По вечерам сестры пели ангельскими голосами, сидя в башне у окна, которое, по такому поводу, специально открывалось. Жених, заслышав песню о благородном рыцаре, совершившем подвиги, чтобы овладеть сердцем прекрасной дамы, тихонько выл и отправлялся пить. Вина он с собой захватил много. Думал, на свадьбу.
Так что упоминание каких-либо баб, дам, девок или шлюх при Младшем могло привести к самым непредсказуемым последствиям. На этот раз – пронесло.
Младший вышел из шатра и пошел к лесу, стараясь не глядеть на замок. Надо было что-то решать. Правильнее всего – собрать свои вещички и отправиться к себе в пещеру, сырую и темную, но, в общем, уютную и безопасную. И после этого терпеть истории о неудачнике рыцаре, не сумевшем жениться.
Ну и черт с ним, махнул рукой Младший и приготовился исполнить последовательно три дела: справить нужду, вернуться в шатер и объявить о своем решении. Но успел выполнить только первое.
Из лесу послышались человеческие голоса и ржание.
Женихи, твою мать, подумал Младший и побежал к шатру за доспехами, на ходу соображая, откуда эти охотники до чужих невест проведали о смерти барона.
А если нелегкая принесла не жениха, а кого-то из многочисленных врагов Младшего, то бежать ватаге было некуда. Оставалось умереть между замком и противником – или сдаться. Чтобы потом умереть на виселицах.
Это понимали все, поэтому вооружались и строились без суеты, но быстро.
– Кто едет? – крикнул Столб, как самый голосистый из ватаги. – Кого там принесло в лагерь благородного рыцаря?
Лучники Младшего воткнули в грязь перед собой по десятку стрел, натянули луки.
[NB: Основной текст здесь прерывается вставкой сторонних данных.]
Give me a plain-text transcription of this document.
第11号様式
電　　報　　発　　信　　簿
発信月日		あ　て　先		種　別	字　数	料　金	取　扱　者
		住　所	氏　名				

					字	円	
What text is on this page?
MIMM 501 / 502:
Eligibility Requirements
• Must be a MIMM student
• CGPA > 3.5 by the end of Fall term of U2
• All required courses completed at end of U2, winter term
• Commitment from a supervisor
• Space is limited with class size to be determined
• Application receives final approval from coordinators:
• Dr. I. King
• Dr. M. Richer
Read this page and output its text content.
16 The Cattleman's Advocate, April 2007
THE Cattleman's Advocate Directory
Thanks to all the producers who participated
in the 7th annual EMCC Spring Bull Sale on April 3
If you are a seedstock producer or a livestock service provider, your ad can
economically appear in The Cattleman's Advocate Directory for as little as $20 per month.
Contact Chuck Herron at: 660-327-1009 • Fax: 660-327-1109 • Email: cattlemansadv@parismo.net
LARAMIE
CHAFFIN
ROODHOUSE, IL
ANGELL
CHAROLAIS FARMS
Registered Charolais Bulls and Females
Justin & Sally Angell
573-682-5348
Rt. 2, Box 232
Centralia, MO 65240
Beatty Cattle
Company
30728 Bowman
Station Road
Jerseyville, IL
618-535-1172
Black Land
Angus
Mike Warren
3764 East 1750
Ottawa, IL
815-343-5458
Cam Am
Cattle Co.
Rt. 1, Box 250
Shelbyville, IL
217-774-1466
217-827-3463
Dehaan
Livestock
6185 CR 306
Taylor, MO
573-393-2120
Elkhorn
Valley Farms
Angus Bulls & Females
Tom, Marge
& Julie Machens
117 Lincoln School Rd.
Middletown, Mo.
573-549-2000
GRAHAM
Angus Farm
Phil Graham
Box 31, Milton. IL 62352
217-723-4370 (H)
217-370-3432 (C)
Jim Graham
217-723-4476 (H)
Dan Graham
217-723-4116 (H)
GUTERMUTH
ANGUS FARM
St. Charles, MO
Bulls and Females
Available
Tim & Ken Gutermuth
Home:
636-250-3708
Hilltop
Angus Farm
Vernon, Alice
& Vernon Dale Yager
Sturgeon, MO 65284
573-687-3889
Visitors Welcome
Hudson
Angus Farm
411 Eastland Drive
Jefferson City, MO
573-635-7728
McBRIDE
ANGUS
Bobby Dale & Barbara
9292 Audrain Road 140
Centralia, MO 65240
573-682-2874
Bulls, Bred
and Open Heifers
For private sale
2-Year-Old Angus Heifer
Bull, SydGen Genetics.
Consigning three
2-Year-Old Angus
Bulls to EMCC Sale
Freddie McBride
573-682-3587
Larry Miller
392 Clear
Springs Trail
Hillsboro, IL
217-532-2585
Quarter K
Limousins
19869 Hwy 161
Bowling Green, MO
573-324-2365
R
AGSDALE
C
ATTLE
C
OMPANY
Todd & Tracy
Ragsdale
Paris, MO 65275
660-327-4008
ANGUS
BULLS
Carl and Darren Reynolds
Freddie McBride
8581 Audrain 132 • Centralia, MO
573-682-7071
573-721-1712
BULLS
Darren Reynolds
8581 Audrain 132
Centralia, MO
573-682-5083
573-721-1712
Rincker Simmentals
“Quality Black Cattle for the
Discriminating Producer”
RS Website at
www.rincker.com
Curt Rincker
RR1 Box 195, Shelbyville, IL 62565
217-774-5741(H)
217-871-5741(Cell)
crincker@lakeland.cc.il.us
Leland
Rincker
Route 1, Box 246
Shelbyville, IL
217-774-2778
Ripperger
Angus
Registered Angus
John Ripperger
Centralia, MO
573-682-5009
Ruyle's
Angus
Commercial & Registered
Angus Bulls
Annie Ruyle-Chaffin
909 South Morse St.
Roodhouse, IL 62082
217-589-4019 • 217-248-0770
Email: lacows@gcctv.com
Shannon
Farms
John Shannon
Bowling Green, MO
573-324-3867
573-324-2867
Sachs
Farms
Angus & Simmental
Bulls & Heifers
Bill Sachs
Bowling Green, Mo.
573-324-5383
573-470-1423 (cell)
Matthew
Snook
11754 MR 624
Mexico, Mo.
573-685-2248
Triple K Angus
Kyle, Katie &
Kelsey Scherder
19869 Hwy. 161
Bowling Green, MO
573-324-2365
– Я вот луки поотбираю сейчас и об спины переломаю, – раздался из темноты уверенный голос. – А вашему благородному рыцарю шпоры в задницу затолкаю. С цепочкой.
Младший скрипнул зубами.
– Что, не поняли? – спросил тот же голос, и из темноты вдруг вылетел камень и ударил в самую середину сторожевого костра.
Искры и горящие поленья полетели во все стороны, но не меткость броска потрясла ватагу Младшего. Камень был почти сажень в обхвате, и метнуть его могло только одно из сложных осадных устройств. Или великан.
Мысли отчего-то больше склонялись в сторону великана.
– Не трусь, благородный, – голос из темноты звучал весело и даже задорно. – Это Охотничий отряд ордена Черного Креста. Отряд Ловчего. Слышал про такой?
Младший облегченно выдохнул. Уступить Охотникам было не позорно. Охотники, они Охотники и есть. Даже сам Младший, по молодости, мечтал прибиться к такому Отряду и гонять нечистую силу по лесам и долам. За деньги, почести и славу.
Потом как-то раз довелось присутствовать при чистке одним из отрядов упырьева гнезда... Из отряда уцелело меньше половины, причем троих укушенных добили свои.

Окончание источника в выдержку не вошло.